So - see previous post - valid sacraments can exist outside the Church. But that could simply mean that individuals might 'possess' valid Baptism, or valid Order, as mere individuals, outside the boundaries of the Church. But Roman praxis soon went far beyond this minimalist approach. When groups of dissidents wished to be reconciled to the Holy See, they were in fact regarded as members of corporate churches; as, for example, in the 'Union' Councils of the Middle Ages. And when the Ukrainians sought union with Rome; when the Melchite patriarchate of Antioch did the same in the 1720s; they were received as Churches. Nobody said 'Well, your orders are valid but your clergy lack jurisdiction, so you'd all better go to Confession and make a General Confession now that you're Inside the Church'. Jurisdiction to absolve validly was assumed, in the relaxed atmosphere of the eighteenth century Aegean, to exist among the Byzantine clergy, and tidy theorists were still discussing in the early twentieth century exactly how it was that 'schismatics' did have jurisdiction (remember that in Western theology it is not enough to be validly ordained to absolve; you need jurisdiction). Nor, when the Great Western Schism was healed, did the papacy regard the countries which had adhered to (what became thought of as) antipopes as needing radical adjustments of the canonical life they had led while 'in schism'.

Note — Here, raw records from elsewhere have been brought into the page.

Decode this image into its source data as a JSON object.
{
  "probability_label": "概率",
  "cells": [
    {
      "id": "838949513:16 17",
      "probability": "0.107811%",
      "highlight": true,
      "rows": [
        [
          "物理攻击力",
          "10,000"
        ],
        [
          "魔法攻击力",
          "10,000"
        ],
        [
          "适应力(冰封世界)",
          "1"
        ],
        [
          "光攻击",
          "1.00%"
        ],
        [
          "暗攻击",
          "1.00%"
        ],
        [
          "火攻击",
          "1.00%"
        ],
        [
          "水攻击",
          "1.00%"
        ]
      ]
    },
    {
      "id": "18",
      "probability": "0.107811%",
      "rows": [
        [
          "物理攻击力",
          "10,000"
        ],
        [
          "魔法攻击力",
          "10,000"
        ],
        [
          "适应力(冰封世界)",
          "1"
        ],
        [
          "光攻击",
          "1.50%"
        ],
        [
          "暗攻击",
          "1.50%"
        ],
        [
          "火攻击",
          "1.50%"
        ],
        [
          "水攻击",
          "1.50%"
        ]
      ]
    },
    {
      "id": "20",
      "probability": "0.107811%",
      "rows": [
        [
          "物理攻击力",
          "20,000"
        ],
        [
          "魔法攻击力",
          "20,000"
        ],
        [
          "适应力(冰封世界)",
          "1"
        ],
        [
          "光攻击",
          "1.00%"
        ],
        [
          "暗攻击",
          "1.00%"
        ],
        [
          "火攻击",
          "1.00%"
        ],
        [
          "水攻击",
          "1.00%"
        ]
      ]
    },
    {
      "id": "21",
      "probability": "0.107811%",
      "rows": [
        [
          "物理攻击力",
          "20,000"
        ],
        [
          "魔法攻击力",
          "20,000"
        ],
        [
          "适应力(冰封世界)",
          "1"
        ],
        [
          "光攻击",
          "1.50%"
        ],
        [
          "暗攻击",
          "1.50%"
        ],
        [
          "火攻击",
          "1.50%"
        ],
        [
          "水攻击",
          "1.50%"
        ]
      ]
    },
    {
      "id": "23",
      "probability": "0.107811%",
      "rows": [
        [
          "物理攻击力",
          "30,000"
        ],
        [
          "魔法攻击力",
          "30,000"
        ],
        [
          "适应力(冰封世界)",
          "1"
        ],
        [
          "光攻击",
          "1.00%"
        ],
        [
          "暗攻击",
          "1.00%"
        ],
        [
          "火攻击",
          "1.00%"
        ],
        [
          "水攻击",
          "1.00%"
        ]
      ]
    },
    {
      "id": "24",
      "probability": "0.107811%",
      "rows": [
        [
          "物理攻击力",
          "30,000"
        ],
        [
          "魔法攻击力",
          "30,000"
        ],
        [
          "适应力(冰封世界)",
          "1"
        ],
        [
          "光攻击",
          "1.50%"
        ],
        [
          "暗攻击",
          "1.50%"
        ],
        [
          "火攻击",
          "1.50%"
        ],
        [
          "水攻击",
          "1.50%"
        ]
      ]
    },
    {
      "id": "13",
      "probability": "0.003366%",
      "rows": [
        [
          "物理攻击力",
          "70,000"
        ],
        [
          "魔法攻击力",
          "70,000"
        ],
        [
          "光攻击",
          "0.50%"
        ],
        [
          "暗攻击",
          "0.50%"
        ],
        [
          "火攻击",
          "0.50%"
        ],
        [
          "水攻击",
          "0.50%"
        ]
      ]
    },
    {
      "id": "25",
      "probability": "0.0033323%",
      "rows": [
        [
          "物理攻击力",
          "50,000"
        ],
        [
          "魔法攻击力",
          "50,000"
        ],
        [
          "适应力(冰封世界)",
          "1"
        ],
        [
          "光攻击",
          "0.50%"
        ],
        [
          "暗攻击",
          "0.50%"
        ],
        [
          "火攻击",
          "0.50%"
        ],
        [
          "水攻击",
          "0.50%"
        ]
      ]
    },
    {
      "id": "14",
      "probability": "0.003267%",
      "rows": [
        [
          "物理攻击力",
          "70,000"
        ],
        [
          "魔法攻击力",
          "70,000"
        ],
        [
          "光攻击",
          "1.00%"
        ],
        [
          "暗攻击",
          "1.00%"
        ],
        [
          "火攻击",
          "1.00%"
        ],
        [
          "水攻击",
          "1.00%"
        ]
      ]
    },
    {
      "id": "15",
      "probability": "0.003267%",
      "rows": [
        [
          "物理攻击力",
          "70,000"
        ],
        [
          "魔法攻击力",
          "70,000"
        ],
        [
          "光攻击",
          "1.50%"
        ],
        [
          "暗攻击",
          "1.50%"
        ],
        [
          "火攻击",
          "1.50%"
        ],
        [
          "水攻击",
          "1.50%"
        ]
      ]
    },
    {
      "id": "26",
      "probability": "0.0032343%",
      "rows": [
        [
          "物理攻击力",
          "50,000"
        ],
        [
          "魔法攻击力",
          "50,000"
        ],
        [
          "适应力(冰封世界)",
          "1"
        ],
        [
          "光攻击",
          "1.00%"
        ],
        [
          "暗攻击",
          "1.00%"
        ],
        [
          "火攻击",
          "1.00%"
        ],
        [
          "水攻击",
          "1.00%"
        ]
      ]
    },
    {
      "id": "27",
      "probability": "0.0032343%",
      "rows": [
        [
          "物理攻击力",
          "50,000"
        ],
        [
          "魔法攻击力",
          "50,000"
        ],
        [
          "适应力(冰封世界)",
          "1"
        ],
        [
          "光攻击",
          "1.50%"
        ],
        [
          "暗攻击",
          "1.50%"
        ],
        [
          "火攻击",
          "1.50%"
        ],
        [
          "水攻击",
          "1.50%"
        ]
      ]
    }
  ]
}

And consider England during the period 1534-1554. Suppose, in, say, 1548, you had a parish priest who was ordained in, say, 1540 by a bishop consecrated and installed in, say, 1536. The orders of both priest and bishop would be valid, but neither possessed jurisdiction (because the bishop was installed without papal mandate). But I do not recall that any of Cardinal Pole's enactments required much of the peasantry of England to make a general confession and be absolve from all the sins they had committed since the start of the Henrician disorders.
It had become accepted, not only that valid sacraments could exist outside the Roman Unity, but that authentic church life with real 'jurisdiction' existed ouside that unity. Whatever the notorious bull Unam sanctam of Boniface VIII, in which he stated the necessity of all to be subject to the Roman Pontiff, did mean, it was not in practice held to mean that (for example) the Byzantine churches were not in some sense real churches.